While screening studies have assessed the prevalence of undetected and uncontrolled hypertension, diabetes, and kidney disease within high-risk communities [17, 40], few have coupled screening with disease education or examined the impact of screenings on participants likelihood to follow-up for further care [37, 40], All KM screenings involved interactive, nurse-led educational sessions pertaining to the prevention, detection, and management of silent chronic diseases (e.g., CKD, hypertension, diabetes, obesity, hyperlipidemia). Furthermore, as part of the NKFI KM mission, all participants were given the opportunity to obtain an on-site consultation with a healthcare professional. Individuals with abnormal anthropomorphic parameters or laboratory data also received assistance with obtaining follow up medical evaluation and treatment post-screening. Based on post-screening phone calls by the NKFI staff, these efforts appeared to be quite successful as many participants reached by phone (77%) reported having had an appointment with a healthcare provider after the NKFI KM screening, and of those, 47% reported having undergone repeat testing and 39% reported initiation of medical treatment. Although the impact of this follow-up care cannot be assessed by our study, it clearly provides an opportunity for intervening and reducing complications from these conditions. A future large study would be helpful to examine whether such screening and follow up endeavors, such as the NKFI KM, affects clinical outcomes.

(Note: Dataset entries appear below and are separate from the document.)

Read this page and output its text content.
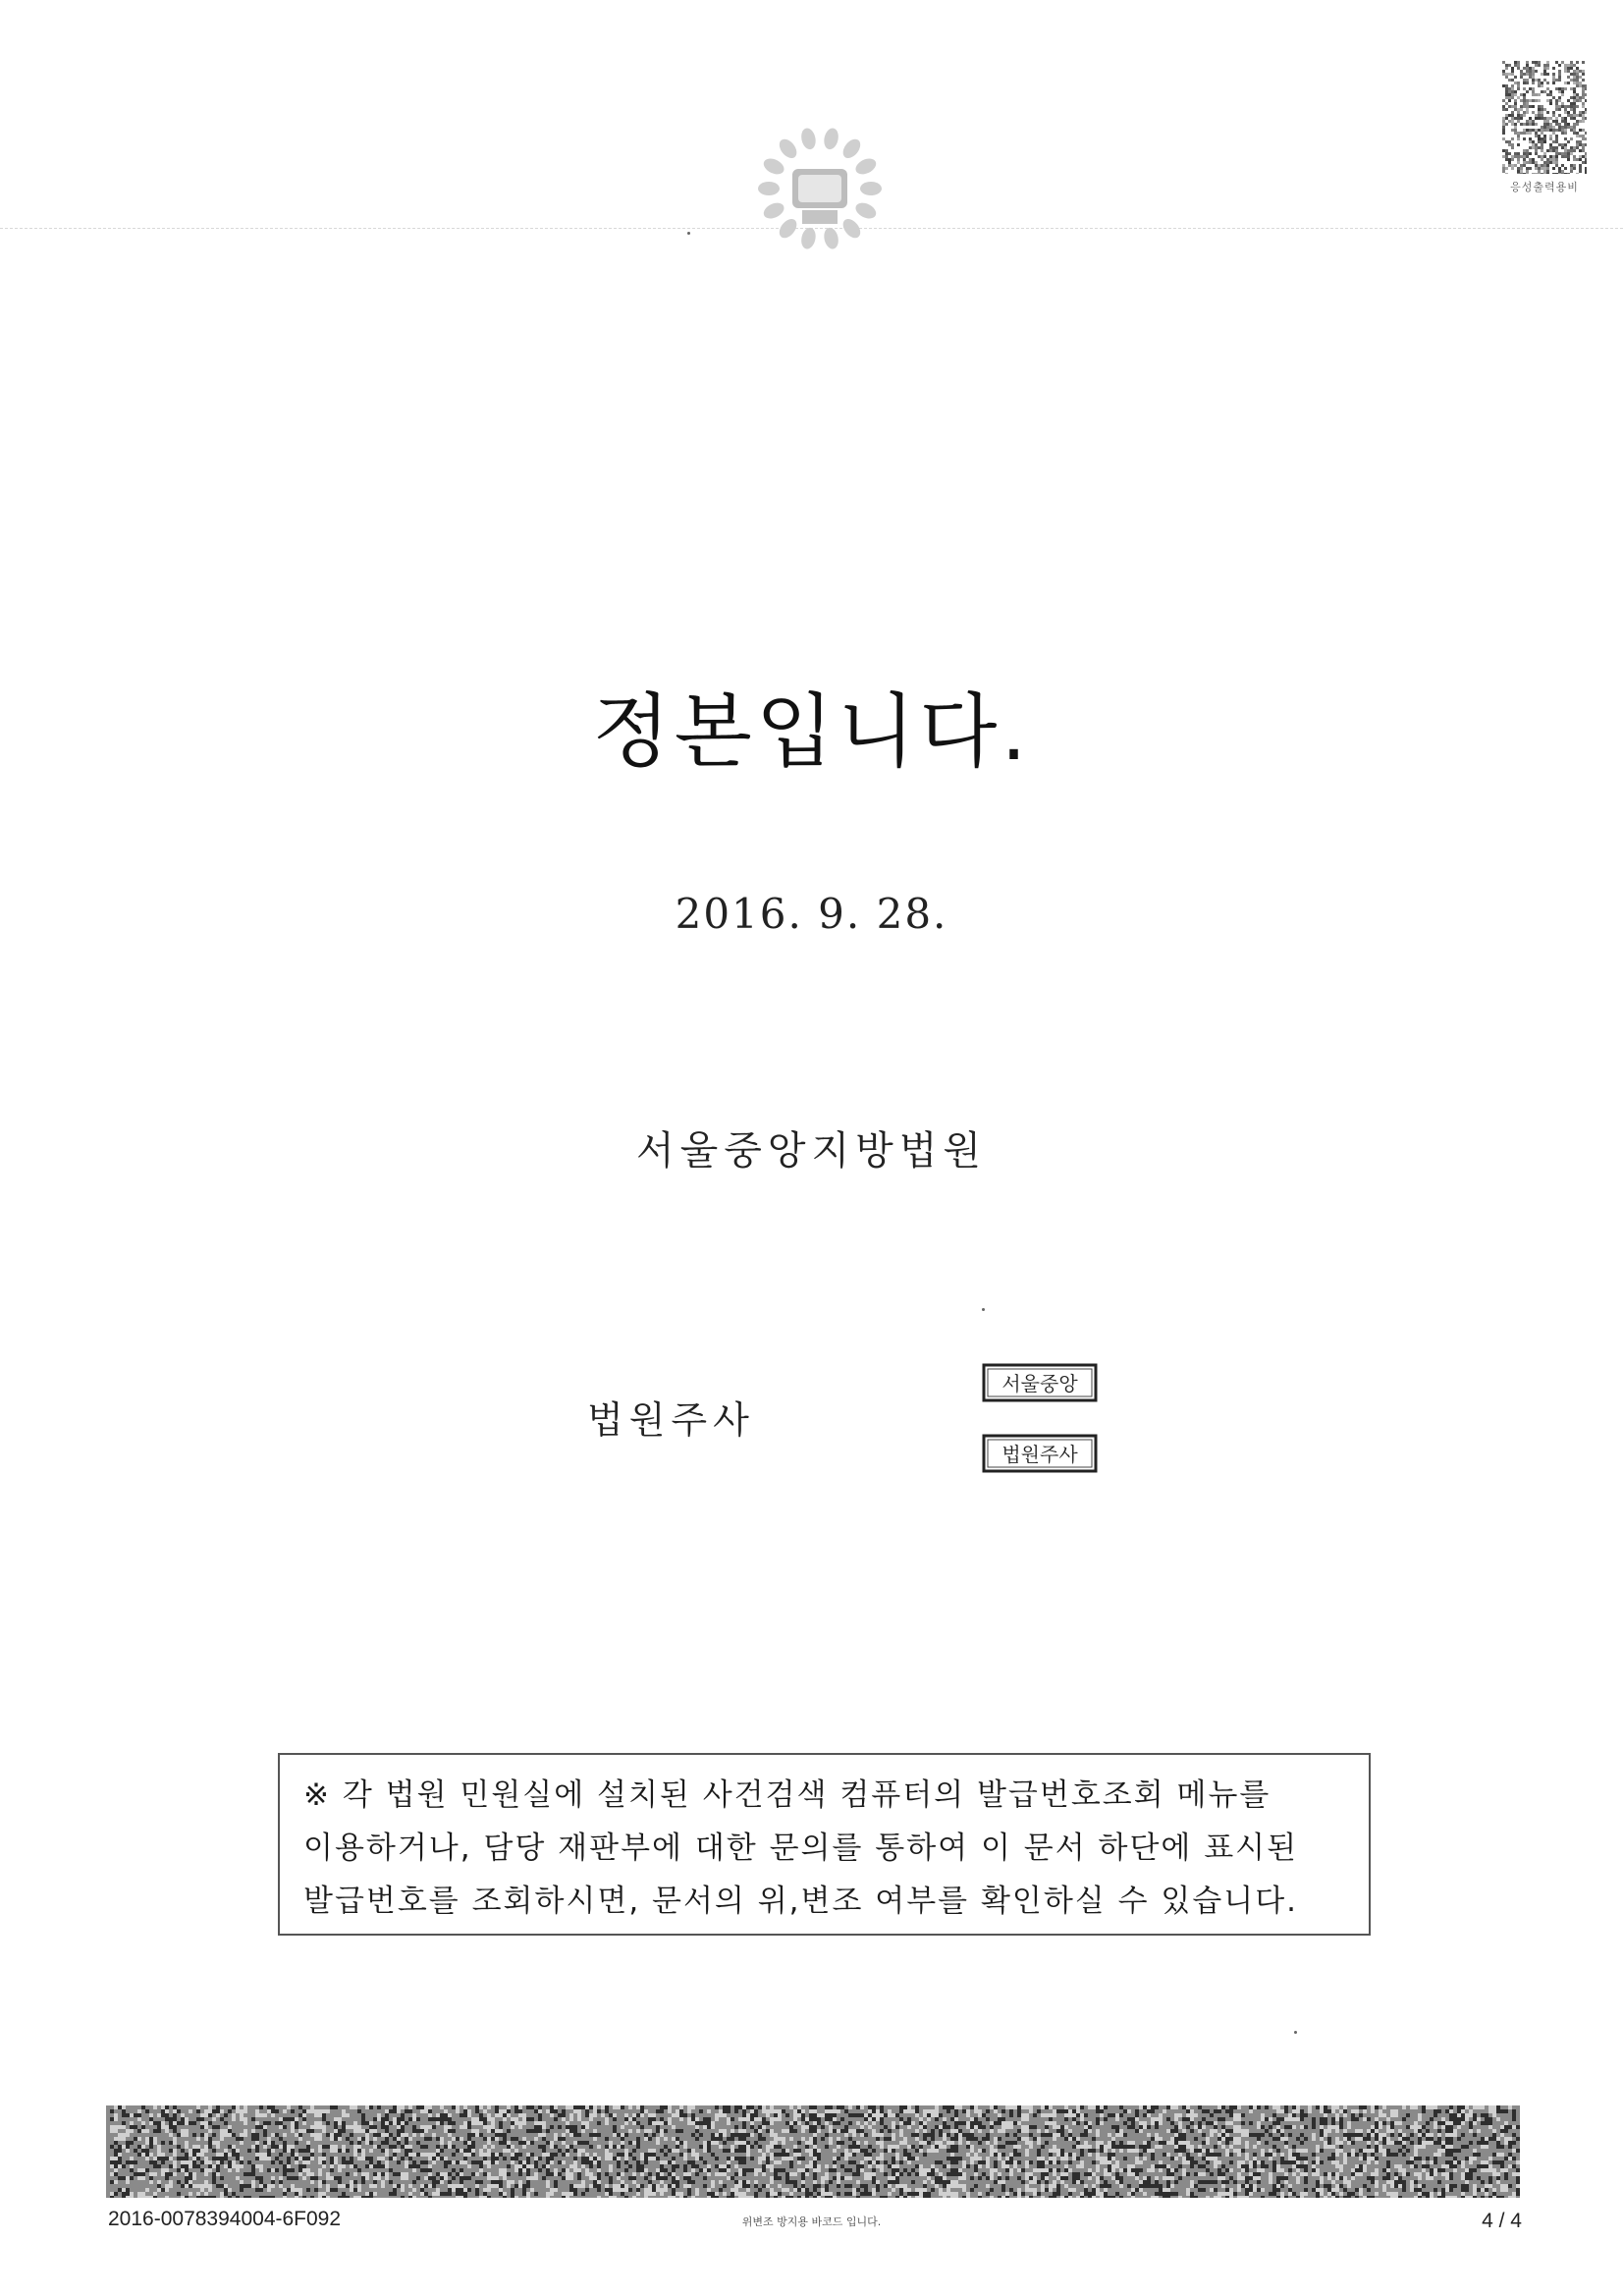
응성출력용비
정본입니다.
2016. 9. 28.
서울중앙지방법원
법원주사
서울중앙
법원주사
※ 각 법원 민원실에 설치된 사건검색 컴퓨터의 발급번호조회 메뉴를
이용하거나, 담당 재판부에 대한 문의를 통하여 이 문서 하단에 표시된
발급번호를 조회하시면, 문서의 위,변조 여부를 확인하실 수 있습니다.
2016-0078394004-6F092	위변조 방지용 바코드 입니다.	4 / 4
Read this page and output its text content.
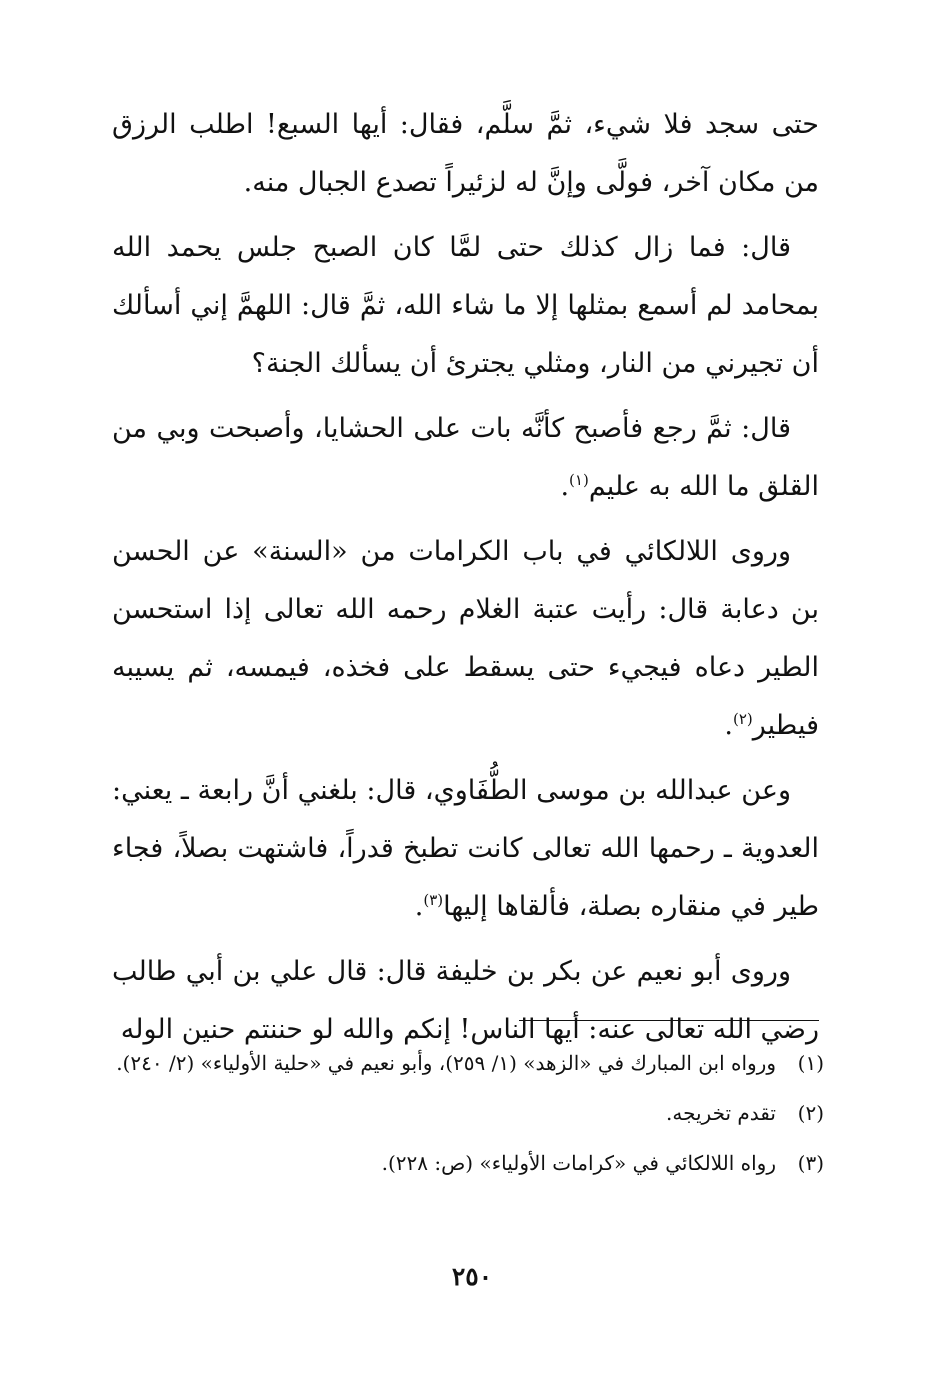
حتى سجد فلا شيء، ثمَّ سلَّم، فقال: أيها السبع! اطلب الرزق من مكان آخر، فولَّى وإنَّ له لزئيراً تصدع الجبال منه.

قال: فما زال كذلك حتى لمَّا كان الصبح جلس يحمد الله بمحامد لم أسمع بمثلها إلا ما شاء الله، ثمَّ قال: اللهمَّ إني أسألك أن تجيرني من النار، ومثلي يجترئ أن يسألك الجنة؟

قال: ثمَّ رجع فأصبح كأنَّه بات على الحشايا، وأصبحت وبي من القلق ما الله به عليم$^{(١)}$.

وروى اللالكائي في باب الكرامات من «السنة» عن الحسن بن دعابة قال: رأيت عتبة الغلام رحمه الله تعالى إذا استحسن الطير دعاه فيجيء حتى يسقط على فخذه، فيمسه، ثم يسيبه فيطير$^{(٢)}$.

وعن عبدالله بن موسى الطُّفَاوي، قال: بلغني أنَّ رابعة ـ يعني: العدوية ـ رحمها الله تعالى كانت تطبخ قدراً، فاشتهت بصلاً، فجاء طير في منقاره بصلة، فألقاها إليها$^{(٣)}$.

وروى أبو نعيم عن بكر بن خليفة قال: قال علي بن أبي طالب رضي الله تعالى عنه: أيها الناس! إنكم والله لو حننتم حنين الوله

(١)
ورواه ابن المبارك في «الزهد» (١/ ٢٥٩)، وأبو نعيم في «حلية الأولياء» (٢/ ٢٤٠).
(٢)
تقدم تخريجه.
(٣)
رواه اللالكائي في «كرامات الأولياء» (ص: ٢٢٨).
٢٥٠
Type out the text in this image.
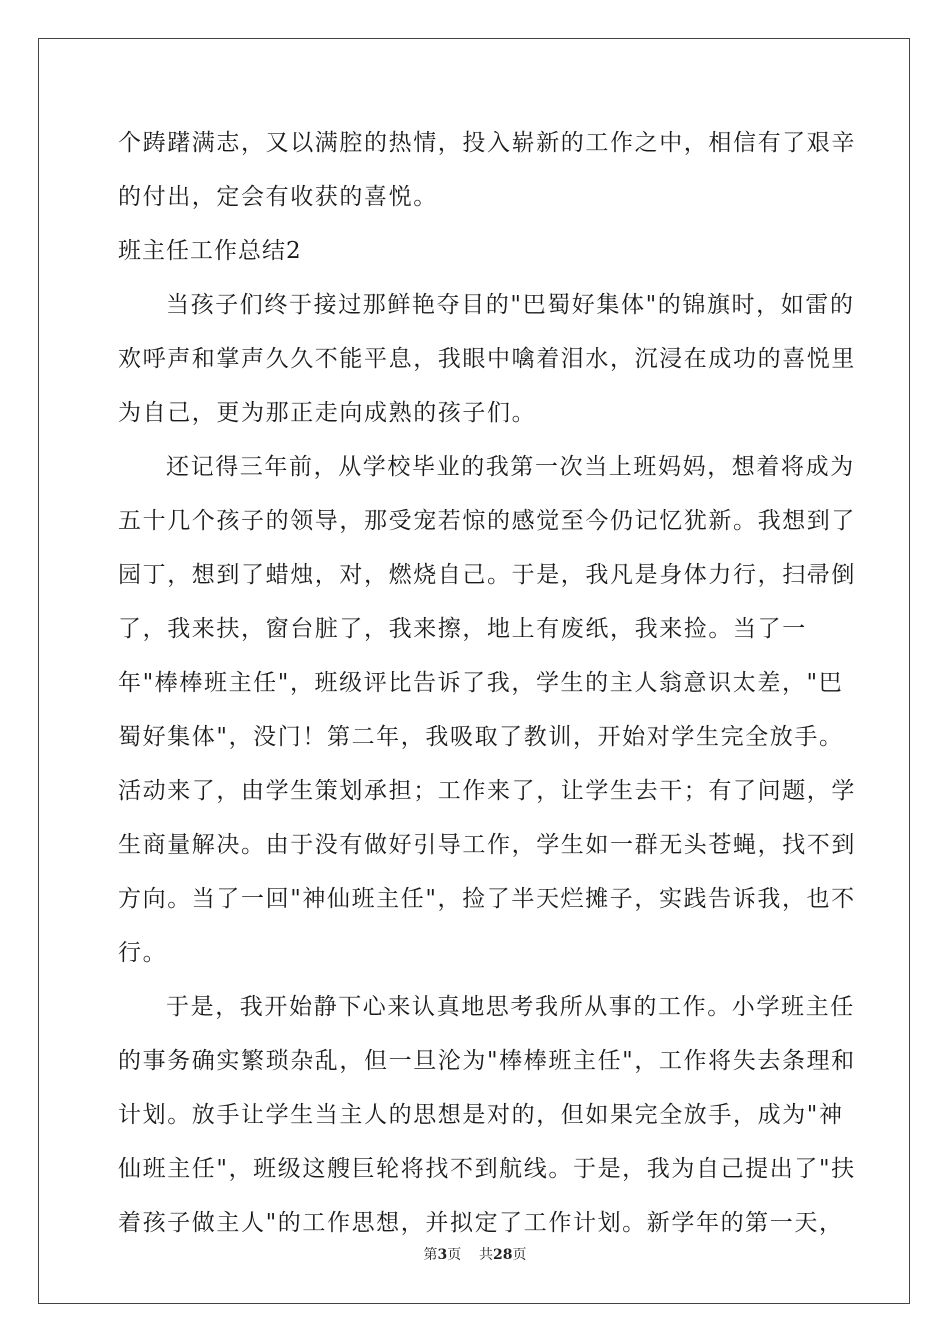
个踌躇满志，又以满腔的热情，投入崭新的工作之中，相信有了艰辛
的付出，定会有收获的喜悦。
班主任工作总结2
当孩子们终于接过那鲜艳夺目的"巴蜀好集体"的锦旗时，如雷的
欢呼声和掌声久久不能平息，我眼中噙着泪水，沉浸在成功的喜悦里
为自己，更为那正走向成熟的孩子们。
还记得三年前，从学校毕业的我第一次当上班妈妈，想着将成为
五十几个孩子的领导，那受宠若惊的感觉至今仍记忆犹新。我想到了
园丁，想到了蜡烛，对，燃烧自己。于是，我凡是身体力行，扫帚倒
了，我来扶，窗台脏了，我来擦，地上有废纸，我来捡。当了一
年"棒棒班主任"，班级评比告诉了我，学生的主人翁意识太差，"巴
蜀好集体"，没门！第二年，我吸取了教训，开始对学生完全放手。
活动来了，由学生策划承担；工作来了，让学生去干；有了问题，学
生商量解决。由于没有做好引导工作，学生如一群无头苍蝇，找不到
方向。当了一回"神仙班主任"，捡了半天烂摊子，实践告诉我，也不
行。
于是，我开始静下心来认真地思考我所从事的工作。小学班主任
的事务确实繁琐杂乱，但一旦沦为"棒棒班主任"，工作将失去条理和
计划。放手让学生当主人的思想是对的，但如果完全放手，成为"神
仙班主任"，班级这艘巨轮将找不到航线。于是，我为自己提出了"扶
着孩子做主人"的工作思想，并拟定了工作计划。新学年的第一天，
第3页 共28页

While our study involved a large diverse participant sample across the state of Illinois and employed detailed data collection strategies with rigorously trained study personnel, it does have limitations. First, like other screening studies such as KEEP and NHANES, only a single anthropomorphic and laboratory measurement for diabetes, hypertension, and kidney disease were done and this does not allow for a diagnosis. Repeated measurements of blood pressure and laboratory tests are generally recommended to support a new diagnosis of hypertension, diabetes, or chronic kidney disease, which underscores the importance of the NKFI KM’s coordination of medical follow up for participants with abnormal values. Also, because HbA1C was rarely performed at screening, we relied on capillary blood glucose levels to assess presence and control of diabetes, and these values may vary greatly depending on timing of meals and anti-glycemic agent, and therefore allows for possible misclassification of diabetes prevalence and control [24]. Second, we encountered missing sociodemographic, medical history, and laboratory data that may bias our results. However, missing data occurred rarely and comprised a minority of all data. Third, serum creatinine values were only obtained in participants who had urine studies positive for albumin so we may have missed participants with non-proteinuric kidney disease and underreported the prevalence of kidney disease in this screening cohort. Also, given the mobile nature and time period of the screening initiative, measurement of serum creatinine was not calibrated or standardized in a central laboratory to IDMS, which could introduce error into reported eGFR values. Fourth, as with many screening initiatives, motivational bias may have resulted in individuals participating in more than one free screening and/or attracted individual with existing health concerns, which limits the generalizability of the results.

Conclusion

In summary, we found a high prevalence of hypertension, diabetes, and kidney disease among participants without known disease as well as poor control of these chronic conditions in participants with known disease. Additionally, the screening and follow up procedures of the NKFI KM appear to be connecting many adults with undiagnosed and uncontrolled conditions to much needed healthcare services. These results reinforce the continued need for mobile disease screening units like the NKFI KM to reach high-risk populations who often lack regular access to healthcare. Additional studies are needed to examine the impact of such mobile screening facilities on important and well-recognized clinical outcomes over time.